In leap years, which have an extra day (February 29), there are several options for how to handle the extra day. One option is simply to continue to the next lesson, and thus finish the year's lessons a day early, or by repeating the final lesson six times instead of the five times called for. This has the effect of shifting all the lessons to a different day of the calendar for the rest of the year. In these lesson notes, we have chosen not to do this, so that the notes will be usable without change for any calendar year.
Another option is simply to repeat the lesson for February 28 (Lesson 59), or the one for March 1 (Lesson 60). Since these are already review lessons, this does not seem particularly useful.
Three remaining possibilities are: 1) choose a favorite lesson, and do that lesson for February 29; 2) take a day off, doing no particular practice; or 3) use the day to do a complete read-through of all ten lessons in Review I.
My recommendation is the third of these remaining possibilities, but you can choose to do whatever you like.

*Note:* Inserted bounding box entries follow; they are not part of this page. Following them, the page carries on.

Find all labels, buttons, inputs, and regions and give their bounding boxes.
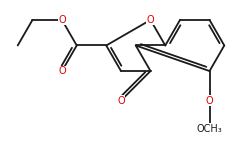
Text: O: O [58, 15, 66, 25]
Text: OCH₃: OCH₃ [197, 124, 222, 134]
Text: O: O [147, 15, 154, 25]
Text: O: O [206, 96, 213, 106]
Text: O: O [117, 96, 125, 106]
Text: O: O [58, 66, 66, 76]
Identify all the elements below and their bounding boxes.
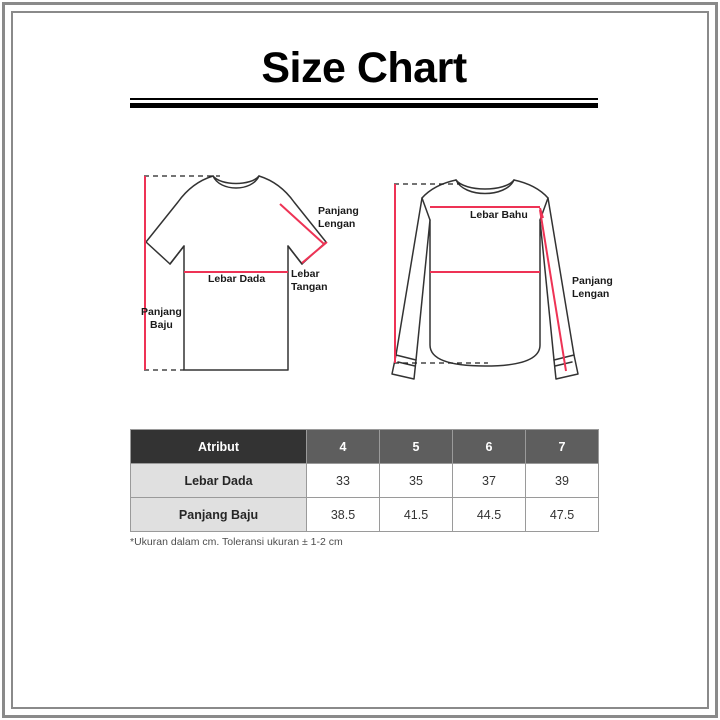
- short-sleeve-tee-diagram: [144, 175, 328, 371]
- size-table: Atribut 4 5 6 7 Lebar Dada 33 35 37 39 P…: [130, 429, 599, 532]
- label-line-2: Lengan: [572, 288, 610, 300]
- cell-lebar-dada-7: 39: [525, 463, 599, 498]
- row-label-panjang-baju: Panjang Baju: [130, 497, 307, 532]
- row-label-lebar-dada: Lebar Dada: [130, 463, 307, 498]
- label-line-1: Panjang: [572, 275, 613, 287]
- cell-panjang-baju-5: 41.5: [379, 497, 453, 532]
- label-line-2: Tangan: [291, 281, 328, 293]
- label-line-1: Panjang: [141, 306, 182, 318]
- table-header-attribut: Atribut: [130, 429, 307, 464]
- table-header-size-5: 5: [379, 429, 453, 464]
- table-note: *Ukuran dalam cm. Toleransi ukuran ± 1-2…: [130, 536, 343, 548]
- label-tee-chest-width: Lebar Dada: [208, 273, 266, 285]
- title-rule-thick: [130, 103, 598, 108]
- inner-border-frame: [11, 11, 709, 709]
- table-header-row: Atribut 4 5 6 7: [130, 429, 599, 464]
- table-header-size-7: 7: [525, 429, 599, 464]
- cell-panjang-baju-7: 47.5: [525, 497, 599, 532]
- table-row: Panjang Baju 38.5 41.5 44.5 47.5: [130, 497, 599, 532]
- cell-panjang-baju-6: 44.5: [452, 497, 526, 532]
- table-header-size-4: 4: [306, 429, 380, 464]
- table-header-size-6: 6: [452, 429, 526, 464]
- label-line-2: Lengan: [318, 218, 356, 230]
- cell-lebar-dada-4: 33: [306, 463, 380, 498]
- measure-tick-shoulder: [539, 207, 544, 219]
- cell-lebar-dada-5: 35: [379, 463, 453, 498]
- table-row: Lebar Dada 33 35 37 39: [130, 463, 599, 498]
- long-sleeve-shirt-diagram: [391, 179, 579, 380]
- label-line-1: Panjang: [318, 205, 359, 217]
- label-line-2: Baju: [150, 319, 173, 331]
- measure-line-sleeve-length: [539, 209, 567, 372]
- page-title: Size Chart: [261, 44, 467, 92]
- cell-lebar-dada-6: 37: [452, 463, 526, 498]
- measure-line-cuff-width: [301, 241, 328, 264]
- label-line-1: Lebar: [291, 268, 320, 280]
- label-tee-sleeve-length: Panjang Lengan: [318, 205, 359, 231]
- label-long-sleeve-length: Panjang Lengan: [572, 275, 613, 301]
- label-tee-cuff-width: Lebar Tangan: [291, 268, 328, 294]
- measure-line-sleeve-length: [279, 203, 325, 245]
- label-long-shoulder-width: Lebar Bahu: [470, 209, 528, 221]
- cell-panjang-baju-4: 38.5: [306, 497, 380, 532]
- label-tee-body-length: Panjang Baju: [141, 306, 182, 332]
- title-rule-thin: [130, 98, 598, 100]
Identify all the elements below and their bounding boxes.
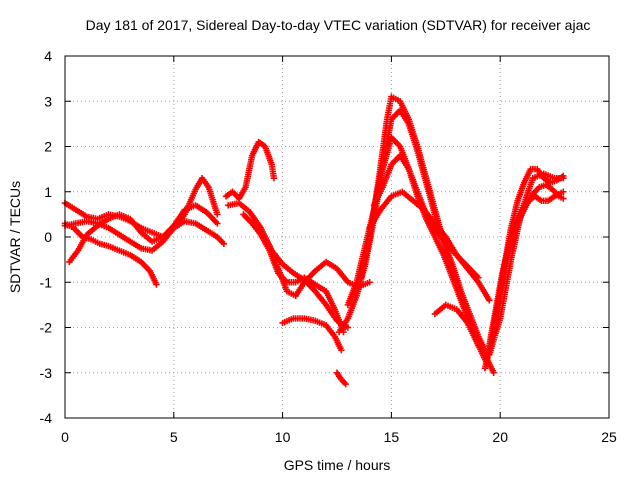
series-trace-6 xyxy=(225,199,352,331)
y-axis-label: SDTVAR / TECUs xyxy=(7,181,23,293)
series-trace-13 xyxy=(357,93,497,376)
series-trace-11 xyxy=(335,134,491,367)
x-tick-label: 25 xyxy=(601,429,617,445)
data-point xyxy=(214,220,221,227)
chart-title: Day 181 of 2017, Sidereal Day-to-day VTE… xyxy=(86,17,591,33)
series-trace-5 xyxy=(222,138,278,202)
series-trace-19 xyxy=(490,181,567,331)
data-point xyxy=(338,346,345,354)
series-trace-15 xyxy=(370,152,482,281)
series-trace-8 xyxy=(257,229,373,300)
data-point xyxy=(153,281,160,288)
data-point xyxy=(214,211,221,218)
data-marks xyxy=(61,93,567,388)
y-tick-label: -3 xyxy=(40,365,53,381)
y-tick-label: 0 xyxy=(44,229,52,245)
x-tick-label: 0 xyxy=(61,429,69,445)
series-trace-3 xyxy=(66,202,221,266)
data-point xyxy=(560,172,567,180)
grid xyxy=(65,56,609,418)
x-tick-label: 20 xyxy=(492,429,508,445)
plot-frame xyxy=(64,55,610,419)
data-point xyxy=(560,195,567,202)
data-point xyxy=(490,369,497,376)
series-trace-10 xyxy=(333,369,349,388)
y-tick-label: -4 xyxy=(40,410,53,426)
y-tick-label: 1 xyxy=(44,184,52,200)
y-tick-label: 4 xyxy=(44,48,52,64)
data-point xyxy=(342,380,349,388)
series-trace-4 xyxy=(61,217,228,254)
x-tick-label: 15 xyxy=(384,429,400,445)
series-trace-9 xyxy=(279,315,345,354)
y-tick-label: 3 xyxy=(44,93,52,109)
y-tick-label: -2 xyxy=(40,320,53,336)
x-tick-label: 10 xyxy=(275,429,291,445)
data-point xyxy=(475,274,482,281)
data-point xyxy=(366,279,373,286)
data-point xyxy=(486,297,493,304)
data-point xyxy=(560,188,567,195)
axis-ticks: 0 5 10 15 20 25 -4 -3 -2 -1 0 1 2 3 4 xyxy=(40,48,617,445)
data-point xyxy=(344,324,352,331)
data-point xyxy=(220,240,228,247)
data-point xyxy=(270,174,278,182)
y-tick-label: -1 xyxy=(40,274,53,290)
x-axis-label: GPS time / hours xyxy=(284,457,391,473)
y-tick-label: 2 xyxy=(44,139,52,155)
x-tick-label: 5 xyxy=(170,429,178,445)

The reason I recommend doing a complete read-through of Review I is that these ten lessons, taken together, provide one of the clearest, most concise, and most readable summaries of the thoughts that the first fifty lessons have been trying to teach us. Robert Perry has said that this review is so plain and simply written that it ends any question as to whether the author is capable of such clarity and simplicity; it also gives us reason to think that, if other parts of the Course such as the Text are written with greater complexity, there must be good reason for it.
As the review instructions themselves state, "We are now emphasizing the relationships among the first fifty of the ideas we have covered, and the cohesiveness of the thought system to which they are leading you" (W-pI.rI.In.6:4). What better way to gain a sense of the cohesiveness of the thought system than to read through the entire review at one sitting?
There are twenty pages in Review I, but with so much white space that it really amounts to little more than ten pages. The entire review can be read aloud in under thirty minutes; I know because I have recorded it on tape. (You might even want to try this yourself, if you have a tape recorder. I found that listening to the entire review repeatedly as I drove to and from work was a powerful learning tool.) Try to set aside a half hour some time during the day, and read the whole thing at a single sitting. If you read fast, then read it all two or three times. Try to focus, as the review suggests, on the relationships between the ideas, and the cohesiveness of the entire package.